Let $\sigma:U\rightarrow V$ and $\tau:V\rightarrow W$ such that $dimU=n$, $dimV=m$. Define $v(\tau)$ to be the nullity of $\tau$, $\sigma$ and $\tau$ are linear transformations, and $\rho$ means rank of the linear transformation.
proof (attempt 1):
By Corollary 1.11, $\rho(\sigma)=\rho(\tau\sigma)+v(\tau)$ $\Leftrightarrow$ $\rho(\sigma)-v(\tau)=\rho(\tau\sigma)$. Note that $v(\tau)\leq m$ \begin{align}\Rightarrow \rho(\sigma)-m &\leq \rho(\tau\sigma)\\ \Rightarrow \rho(\sigma)-(\rho(\tau)+v(\tau)) &\leq \rho(\tau\sigma)\\ \Rightarrow \rho(\sigma)-\rho(\tau)-m &\leq \rho(\tau\sigma)\end{align}
proof (attempt 2):
By Corollary 1.11, $\rho(\sigma)-m\leq \rho(\tau\sigma)$. This implies $\rho(\sigma)-m+\rho(\tau)\leq\rho(\tau\sigma)+\rho(\tau)\Rightarrow \rho(\sigma)+\rho(\tau)-m\leq\rho(\tau\sigma)+\rho(\tau)$.
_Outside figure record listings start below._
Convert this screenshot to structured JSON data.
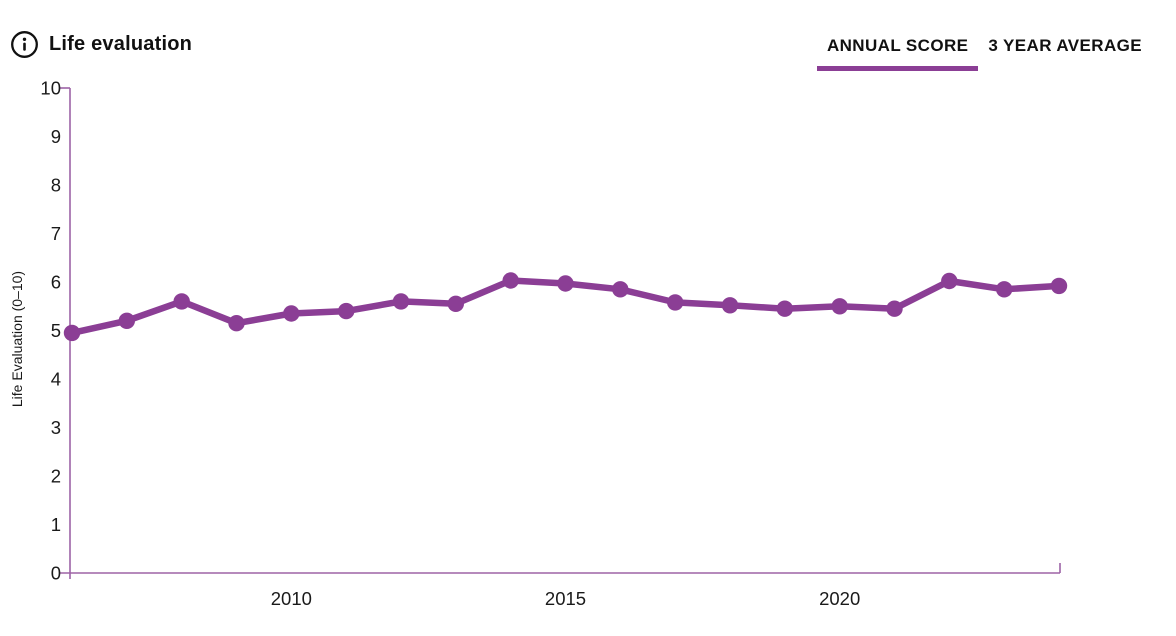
{
  "header": {
    "title": "Life evaluation"
  },
  "tabs": [
    {
      "label": "ANNUAL SCORE",
      "active": true
    },
    {
      "label": "3 YEAR AVERAGE",
      "active": false
    }
  ],
  "colors": {
    "line": "#8b3e95",
    "axis": "#9d63a6",
    "text": "#1a1a1a",
    "active_tab_underline": "#8b3e95"
  },
  "chart_data": {
    "type": "line",
    "series_name": "Annual score",
    "x": [
      2006,
      2007,
      2008,
      2009,
      2010,
      2011,
      2012,
      2013,
      2014,
      2015,
      2016,
      2017,
      2018,
      2019,
      2020,
      2021,
      2022,
      2023,
      2024
    ],
    "values": [
      4.95,
      5.2,
      5.6,
      5.15,
      5.35,
      5.4,
      5.6,
      5.55,
      6.03,
      5.97,
      5.85,
      5.58,
      5.52,
      5.45,
      5.5,
      5.45,
      6.02,
      5.85,
      5.92
    ],
    "title": "Life evaluation",
    "xlabel": "",
    "ylabel": "Life Evaluation (0–10)",
    "ylim": [
      0,
      10
    ],
    "xlim": [
      2006,
      2024
    ],
    "yticks": [
      0,
      1,
      2,
      3,
      4,
      5,
      6,
      7,
      8,
      9,
      10
    ],
    "xticks": [
      2010,
      2015,
      2020
    ],
    "grid": false,
    "legend": "none",
    "marker": "circle"
  }
}
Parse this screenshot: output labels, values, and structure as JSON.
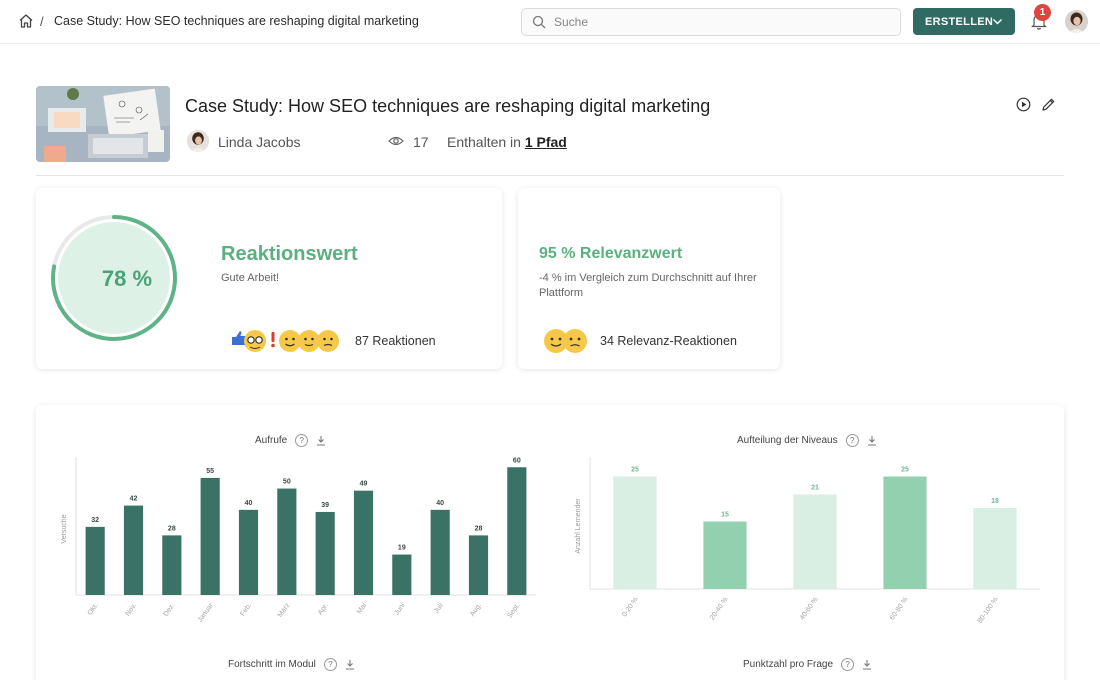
{
  "topbar": {
    "breadcrumb_separator": "/",
    "breadcrumb_title": "Case Study: How SEO techniques are reshaping digital marketing",
    "search_placeholder": "Suche",
    "create_button": "ERSTELLEN",
    "notification_count": "1"
  },
  "header": {
    "title": "Case Study: How SEO techniques are reshaping digital marketing",
    "author": "Linda Jacobs",
    "views": "17",
    "contained_prefix": "Enthalten in",
    "contained_link": "1 Pfad"
  },
  "reaction_card": {
    "gauge_value": "78 %",
    "gauge_fraction": 0.78,
    "title": "Reaktionswert",
    "subtitle": "Gute Arbeit!",
    "count_label": "87 Reaktionen"
  },
  "relevance_card": {
    "title": "95 % Relevanzwert",
    "subtitle": "-4 % im Vergleich zum Durchschnitt auf Ihrer Plattform",
    "count_label": "34 Relevanz-Reaktionen"
  },
  "colors": {
    "accent_dark": "#2f6a63",
    "accent_green": "#5bb07f",
    "bar_dark": "#3b7266",
    "bar_mid": "#92d0b0",
    "bar_light": "#d9efe4",
    "badge_red": "#e0443e"
  },
  "charts": {
    "views_title": "Aufrufe",
    "levels_title": "Aufteilung der Niveaus",
    "progress_title": "Fortschritt im Modul",
    "score_title": "Punktzahl pro Frage"
  },
  "chart_data": [
    {
      "type": "bar",
      "title": "Aufrufe",
      "ylabel": "Versuche",
      "xlabel": "",
      "categories": [
        "Okt.",
        "Nov.",
        "Dez.",
        "Januar",
        "Feb.",
        "März",
        "Apr.",
        "Mai",
        "Juni",
        "Juli",
        "Aug.",
        "Sept."
      ],
      "values": [
        32,
        42,
        28,
        55,
        40,
        50,
        39,
        49,
        19,
        40,
        28,
        60
      ],
      "ylim": [
        0,
        62
      ],
      "grid": false
    },
    {
      "type": "bar",
      "title": "Aufteilung der Niveaus",
      "ylabel": "Anzahl Lernender",
      "xlabel": "",
      "categories": [
        "0-20 %",
        "20-40 %",
        "40-60 %",
        "60-80 %",
        "80-100 %"
      ],
      "values": [
        25,
        15,
        21,
        25,
        18
      ],
      "ylim": [
        0,
        28
      ],
      "grid": false
    }
  ]
}
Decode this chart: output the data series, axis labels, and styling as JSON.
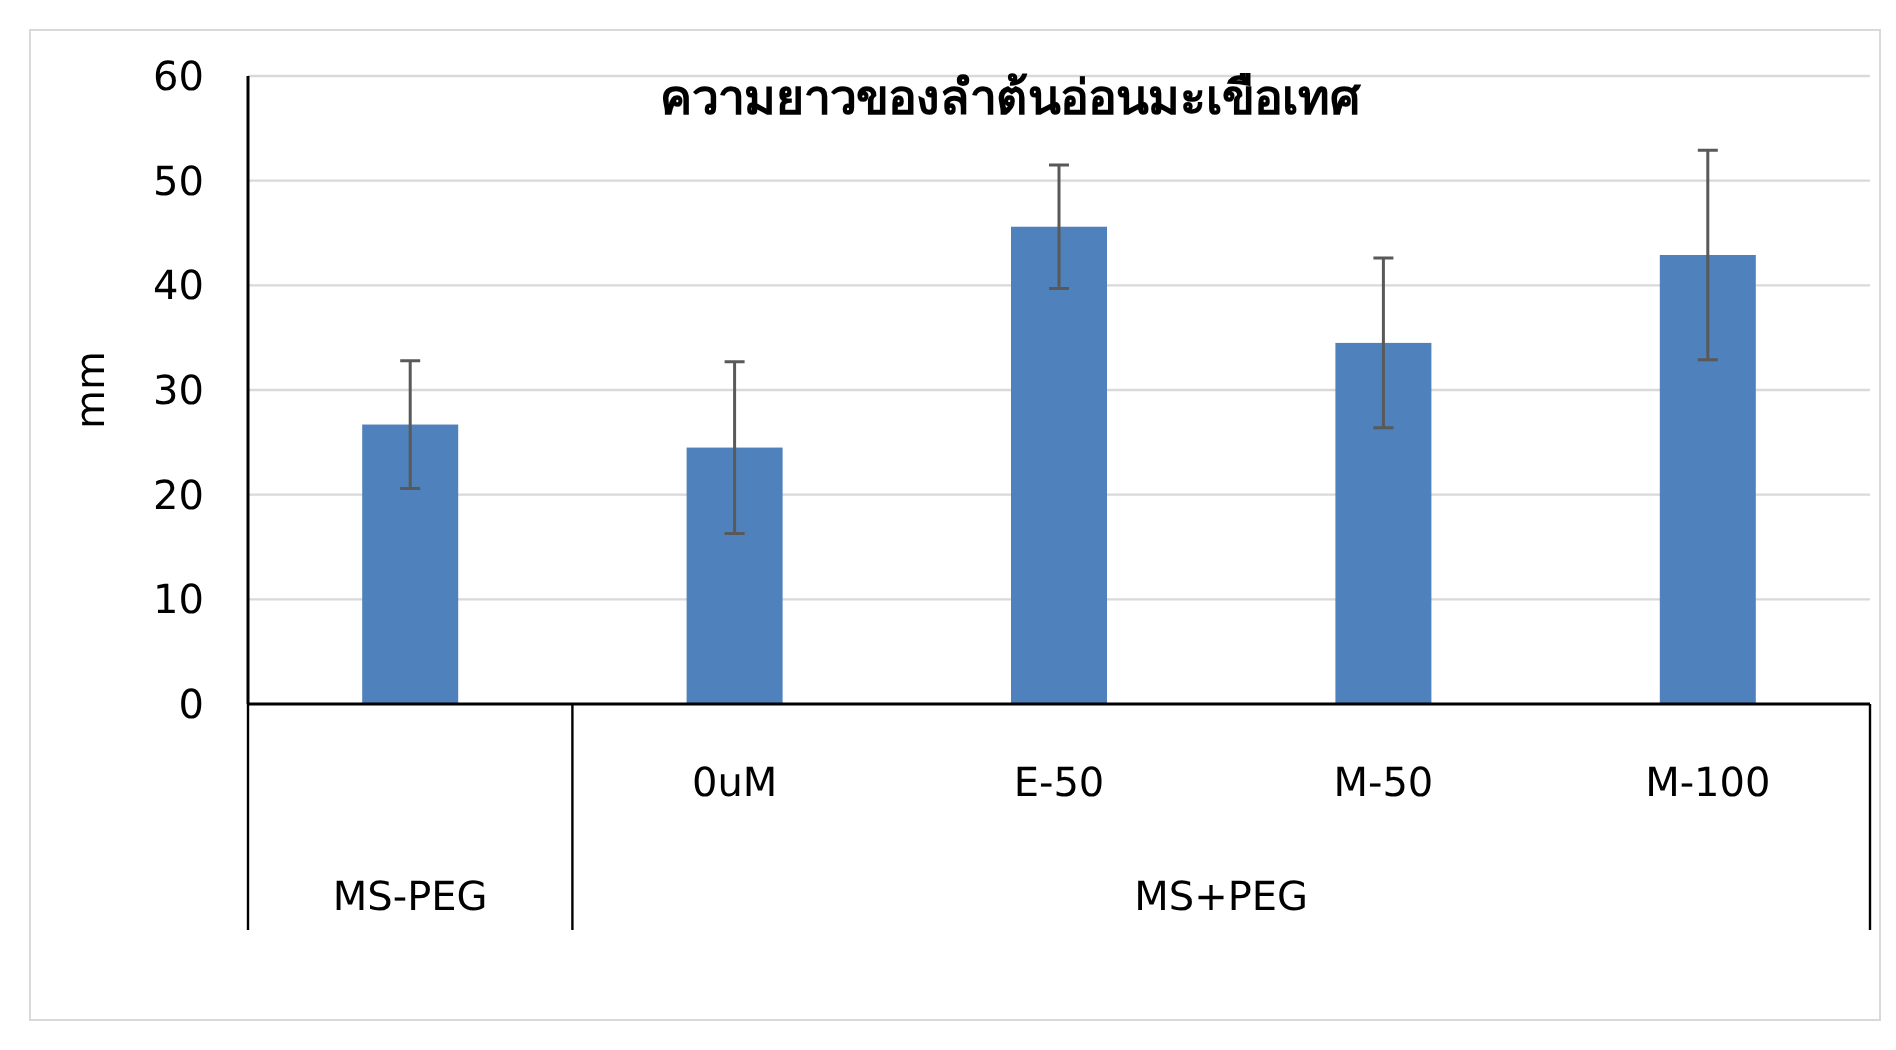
{
  "chart_data": {
    "type": "bar",
    "title": "ความยาวของลำต้นอ่อนมะเขือเทศ",
    "ylabel": "mm",
    "categories": [
      null,
      "0uM",
      "E-50",
      "M-50",
      "M-100"
    ],
    "values": [
      26.7,
      24.5,
      45.6,
      34.5,
      42.9
    ],
    "errors": [
      6.1,
      8.2,
      5.9,
      8.1,
      10
    ],
    "color": "#4f81bd",
    "ylim": [
      0,
      60
    ],
    "yticks": [
      0,
      10,
      20,
      30,
      40,
      50,
      60
    ],
    "grid": "y",
    "annotations": [
      "MS-PEG",
      "MS+PEG"
    ]
  }
}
I am stuck. Is it possible to this relationship intuitively?
Note that $\rho(\sigma)+\rho(\tau)-m=\rho(\sigma)-(m-\rho(\tau))=\rho(\sigma)-v(\tau)$ and $\rho(\tau\sigma)+v(\tau\sigma)=n\Rightarrow \rho(\tau\sigma)=n=v(\tau\sigma)$. By Theorem 1.4., $\rho(\sigma)\leq min\{m,n\}\Rightarrow \rho(\sigma)\leq n\Rightarrow \rho(\sigma)-v(\tau)\leq n-v(\tau)$. Since $(\tau\sigma)\subset K(\tau)\Rightarrow v(\tau\sigma)\leq v(\tau)\Rightarrow -v(\tau\sigma)\geq -v(\tau)$. Then \begin{align}n-v(\tau)\leq n-v(\tau\sigma)&\Rightarrow \rho(\sigma)-v(\tau)\leq n-v(\tau\sigma)\\&\Rightarrow \rho(\sigma)-(m-\rho(\tau))\leq \rho(\tau\sigma)\\&\Rightarrow \rho(\sigma)+\rho(\tau)-m\leq \rho(\tau\sigma)\end{align} and $\rho(\tau\sigma)\leq min\{\rho(\sigma),\rho(\tau)\}$ directly follows from Theorem 1.4.
$\Bbb{Q.E.D.}$